If manual cleanup is necessary because the uninstaller left behind files or processes, perform the following procedure to remove packages from your system.
Determine which packages you want to remove.
Compare the packages on your system with the Communications Suite packages listed in Chapter 5, List of Installable Packages, in Sun Java Enterprise System 5 Installation Reference for UNIX. You can use the Solaris pkginfo or prodreg utility or the Linux rpm command to determine which packages are installed. (See Installation Fails Due to Leftover Files During Uninstallation
Stop all running processes for Communications Suite product components.
Brief instructions for stopping processes are contained in Chapter 6, Completing Communications Suite Postinstallation Configuration product component documentation.

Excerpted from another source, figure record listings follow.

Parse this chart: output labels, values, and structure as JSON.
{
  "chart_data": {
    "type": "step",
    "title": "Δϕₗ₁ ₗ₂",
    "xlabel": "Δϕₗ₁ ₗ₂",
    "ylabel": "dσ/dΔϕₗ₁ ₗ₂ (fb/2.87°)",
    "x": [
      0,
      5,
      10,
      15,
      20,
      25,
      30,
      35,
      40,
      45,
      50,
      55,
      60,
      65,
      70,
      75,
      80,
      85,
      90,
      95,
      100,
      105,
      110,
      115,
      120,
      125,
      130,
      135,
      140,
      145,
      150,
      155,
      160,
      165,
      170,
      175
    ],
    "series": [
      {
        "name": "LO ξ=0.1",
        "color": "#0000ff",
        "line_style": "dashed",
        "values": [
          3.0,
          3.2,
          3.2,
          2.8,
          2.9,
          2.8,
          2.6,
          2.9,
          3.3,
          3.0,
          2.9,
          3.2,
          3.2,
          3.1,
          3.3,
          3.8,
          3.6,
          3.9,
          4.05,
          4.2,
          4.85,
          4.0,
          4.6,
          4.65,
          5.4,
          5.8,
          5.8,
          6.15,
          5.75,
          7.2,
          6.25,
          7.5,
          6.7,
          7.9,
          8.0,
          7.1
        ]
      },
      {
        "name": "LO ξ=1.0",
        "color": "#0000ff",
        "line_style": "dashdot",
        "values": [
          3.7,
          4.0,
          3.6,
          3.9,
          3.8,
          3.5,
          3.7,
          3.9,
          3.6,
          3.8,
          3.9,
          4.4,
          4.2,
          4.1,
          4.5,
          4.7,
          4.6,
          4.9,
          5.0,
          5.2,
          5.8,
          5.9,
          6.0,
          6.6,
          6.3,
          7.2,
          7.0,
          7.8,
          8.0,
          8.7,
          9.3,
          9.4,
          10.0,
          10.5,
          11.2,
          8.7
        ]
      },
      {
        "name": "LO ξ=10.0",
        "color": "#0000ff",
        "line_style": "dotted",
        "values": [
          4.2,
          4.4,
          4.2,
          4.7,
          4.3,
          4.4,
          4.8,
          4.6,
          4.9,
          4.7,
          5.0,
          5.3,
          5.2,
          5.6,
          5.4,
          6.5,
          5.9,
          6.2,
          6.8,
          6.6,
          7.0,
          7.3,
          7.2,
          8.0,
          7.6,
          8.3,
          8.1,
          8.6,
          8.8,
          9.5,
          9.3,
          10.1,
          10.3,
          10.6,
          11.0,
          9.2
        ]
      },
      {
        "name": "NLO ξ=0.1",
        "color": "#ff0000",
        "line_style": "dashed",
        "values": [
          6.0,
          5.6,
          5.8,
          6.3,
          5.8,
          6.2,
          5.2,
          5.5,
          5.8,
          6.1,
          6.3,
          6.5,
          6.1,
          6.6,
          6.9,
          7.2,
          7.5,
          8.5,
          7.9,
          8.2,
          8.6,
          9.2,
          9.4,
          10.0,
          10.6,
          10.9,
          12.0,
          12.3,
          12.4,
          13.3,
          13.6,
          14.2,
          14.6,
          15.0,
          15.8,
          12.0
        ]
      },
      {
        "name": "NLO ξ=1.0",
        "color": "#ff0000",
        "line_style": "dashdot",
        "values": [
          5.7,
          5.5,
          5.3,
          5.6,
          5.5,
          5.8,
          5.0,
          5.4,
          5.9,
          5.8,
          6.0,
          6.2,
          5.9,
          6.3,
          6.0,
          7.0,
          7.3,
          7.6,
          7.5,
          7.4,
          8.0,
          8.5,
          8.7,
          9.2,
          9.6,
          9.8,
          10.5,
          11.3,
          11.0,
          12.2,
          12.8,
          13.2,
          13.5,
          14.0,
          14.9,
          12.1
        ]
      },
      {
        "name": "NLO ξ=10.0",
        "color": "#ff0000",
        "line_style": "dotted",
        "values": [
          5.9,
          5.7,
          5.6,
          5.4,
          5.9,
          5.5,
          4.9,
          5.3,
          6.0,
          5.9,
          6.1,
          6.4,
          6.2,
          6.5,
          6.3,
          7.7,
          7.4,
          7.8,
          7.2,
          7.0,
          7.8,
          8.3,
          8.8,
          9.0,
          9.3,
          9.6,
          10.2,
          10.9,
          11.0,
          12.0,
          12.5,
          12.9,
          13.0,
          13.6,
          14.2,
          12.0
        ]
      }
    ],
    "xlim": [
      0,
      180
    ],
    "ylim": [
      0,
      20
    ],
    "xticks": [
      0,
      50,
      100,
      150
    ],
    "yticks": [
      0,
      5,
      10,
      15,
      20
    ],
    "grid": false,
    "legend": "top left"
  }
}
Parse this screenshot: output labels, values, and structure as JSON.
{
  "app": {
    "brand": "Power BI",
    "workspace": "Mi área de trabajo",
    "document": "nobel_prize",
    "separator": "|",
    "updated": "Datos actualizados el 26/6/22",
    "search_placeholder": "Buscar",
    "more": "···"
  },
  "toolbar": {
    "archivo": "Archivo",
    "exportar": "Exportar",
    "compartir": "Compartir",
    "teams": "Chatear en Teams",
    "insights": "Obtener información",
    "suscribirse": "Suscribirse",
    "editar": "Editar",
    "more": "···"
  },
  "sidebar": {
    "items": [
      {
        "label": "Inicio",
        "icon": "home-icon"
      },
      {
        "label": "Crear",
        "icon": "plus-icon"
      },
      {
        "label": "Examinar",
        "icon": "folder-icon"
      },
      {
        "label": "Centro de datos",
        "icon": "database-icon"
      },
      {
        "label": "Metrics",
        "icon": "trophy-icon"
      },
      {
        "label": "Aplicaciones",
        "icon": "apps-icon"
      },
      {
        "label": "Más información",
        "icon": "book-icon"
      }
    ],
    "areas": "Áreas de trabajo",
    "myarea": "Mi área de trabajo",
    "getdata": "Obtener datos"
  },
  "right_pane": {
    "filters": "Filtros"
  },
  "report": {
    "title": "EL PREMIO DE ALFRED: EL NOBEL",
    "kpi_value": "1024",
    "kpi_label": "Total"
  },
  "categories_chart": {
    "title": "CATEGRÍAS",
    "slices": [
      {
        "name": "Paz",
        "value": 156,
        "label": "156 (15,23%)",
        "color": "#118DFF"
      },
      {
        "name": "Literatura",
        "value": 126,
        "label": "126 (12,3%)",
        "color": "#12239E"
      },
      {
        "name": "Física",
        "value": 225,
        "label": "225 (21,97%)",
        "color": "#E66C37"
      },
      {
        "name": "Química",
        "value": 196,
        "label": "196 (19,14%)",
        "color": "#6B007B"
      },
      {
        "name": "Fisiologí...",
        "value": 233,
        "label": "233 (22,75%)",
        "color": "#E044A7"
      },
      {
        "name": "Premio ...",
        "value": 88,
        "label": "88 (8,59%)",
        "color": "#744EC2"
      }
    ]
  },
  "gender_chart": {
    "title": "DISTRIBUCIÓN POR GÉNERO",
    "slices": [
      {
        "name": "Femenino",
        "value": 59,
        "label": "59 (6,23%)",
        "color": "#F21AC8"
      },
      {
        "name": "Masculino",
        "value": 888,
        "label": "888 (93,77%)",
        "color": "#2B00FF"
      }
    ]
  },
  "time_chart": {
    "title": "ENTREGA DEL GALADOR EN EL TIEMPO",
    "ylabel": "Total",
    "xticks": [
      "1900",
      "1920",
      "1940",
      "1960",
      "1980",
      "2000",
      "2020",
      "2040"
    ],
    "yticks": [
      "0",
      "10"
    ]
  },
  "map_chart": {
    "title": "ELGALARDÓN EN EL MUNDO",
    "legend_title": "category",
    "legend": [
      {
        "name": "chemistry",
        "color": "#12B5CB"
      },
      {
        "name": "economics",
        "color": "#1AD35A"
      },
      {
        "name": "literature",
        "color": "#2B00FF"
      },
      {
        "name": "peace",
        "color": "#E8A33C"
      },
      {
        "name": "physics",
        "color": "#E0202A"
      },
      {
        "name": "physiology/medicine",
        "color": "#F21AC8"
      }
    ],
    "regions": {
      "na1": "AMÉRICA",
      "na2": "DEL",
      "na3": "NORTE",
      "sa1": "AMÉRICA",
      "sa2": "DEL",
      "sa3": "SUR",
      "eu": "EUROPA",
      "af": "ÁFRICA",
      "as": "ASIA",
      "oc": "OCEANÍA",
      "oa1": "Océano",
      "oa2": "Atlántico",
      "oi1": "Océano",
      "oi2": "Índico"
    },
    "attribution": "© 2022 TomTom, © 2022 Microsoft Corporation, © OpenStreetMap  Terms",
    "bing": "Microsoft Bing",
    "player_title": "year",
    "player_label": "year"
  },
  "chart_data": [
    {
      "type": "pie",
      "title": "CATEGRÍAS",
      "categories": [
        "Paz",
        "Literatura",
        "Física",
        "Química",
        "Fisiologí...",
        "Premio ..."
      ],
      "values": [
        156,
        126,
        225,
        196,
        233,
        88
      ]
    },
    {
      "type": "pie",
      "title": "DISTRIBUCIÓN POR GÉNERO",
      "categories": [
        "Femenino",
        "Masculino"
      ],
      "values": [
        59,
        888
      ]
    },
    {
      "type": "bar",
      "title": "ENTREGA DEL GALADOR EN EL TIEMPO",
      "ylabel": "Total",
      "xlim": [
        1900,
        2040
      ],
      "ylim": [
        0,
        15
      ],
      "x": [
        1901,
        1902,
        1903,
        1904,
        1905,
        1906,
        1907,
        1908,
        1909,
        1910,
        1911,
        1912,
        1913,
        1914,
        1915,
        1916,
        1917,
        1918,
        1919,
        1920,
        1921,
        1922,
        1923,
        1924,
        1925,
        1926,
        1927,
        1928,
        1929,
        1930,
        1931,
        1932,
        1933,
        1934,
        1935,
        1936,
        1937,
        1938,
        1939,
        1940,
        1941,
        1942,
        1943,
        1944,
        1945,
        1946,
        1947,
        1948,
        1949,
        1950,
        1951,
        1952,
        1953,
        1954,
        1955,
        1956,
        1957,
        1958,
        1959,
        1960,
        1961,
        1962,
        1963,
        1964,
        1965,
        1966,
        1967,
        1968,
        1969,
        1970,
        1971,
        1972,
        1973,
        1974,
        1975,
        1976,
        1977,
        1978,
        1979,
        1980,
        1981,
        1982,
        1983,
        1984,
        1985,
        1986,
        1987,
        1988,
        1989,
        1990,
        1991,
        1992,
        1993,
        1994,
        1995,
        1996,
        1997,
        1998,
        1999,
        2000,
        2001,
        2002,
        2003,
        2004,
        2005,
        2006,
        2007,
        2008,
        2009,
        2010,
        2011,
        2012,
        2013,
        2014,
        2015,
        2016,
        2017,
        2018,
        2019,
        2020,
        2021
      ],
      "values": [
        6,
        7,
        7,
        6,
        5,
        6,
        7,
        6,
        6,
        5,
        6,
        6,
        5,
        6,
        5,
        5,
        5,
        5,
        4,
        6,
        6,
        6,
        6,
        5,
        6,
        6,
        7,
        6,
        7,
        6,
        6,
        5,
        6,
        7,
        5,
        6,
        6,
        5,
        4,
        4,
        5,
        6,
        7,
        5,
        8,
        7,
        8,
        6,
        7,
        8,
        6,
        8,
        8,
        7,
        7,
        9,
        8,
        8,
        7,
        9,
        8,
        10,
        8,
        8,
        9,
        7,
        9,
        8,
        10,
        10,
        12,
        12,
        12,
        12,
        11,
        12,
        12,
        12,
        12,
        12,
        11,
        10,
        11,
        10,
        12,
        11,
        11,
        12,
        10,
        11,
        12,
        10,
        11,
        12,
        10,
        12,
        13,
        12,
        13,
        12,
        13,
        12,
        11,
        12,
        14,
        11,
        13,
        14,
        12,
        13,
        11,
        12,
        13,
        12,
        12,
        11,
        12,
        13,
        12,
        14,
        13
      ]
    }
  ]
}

Back up all custom configuration and user data you plan to use in subsequent installations.
Reviewing Uninstallation Behavior for Communications Suite Product Components provides some information on configuration and user data that should be backed up. For more information, refer to the product component documentation for each product component.
Use the pkgrm, rpm -e, or swremove command to remove Communications Suite component packages.
Remove any remaining product component directories and their content that you do not plan to use in subsequent installations. If you do plan to use these directories later, move them elsewhere.
Update the product registry file, which is located here:
Solaris OS: /var/sadm/install/productregistry
The uninstaller uses this registry to determine which product components are installed on a host. Both the installer and uninstaller update the product registry upon completion of an installation or uninstallation.
If you manually remove packages rather than using the uninstaller, then you must edit the product registry so it correctly reflects the software installed on your system.
Clean up the log files for your system, which are located here:
Solaris OS: /var/sadm/install/logs
The log files might not correctly reflect the state of your system after you manually remove packages.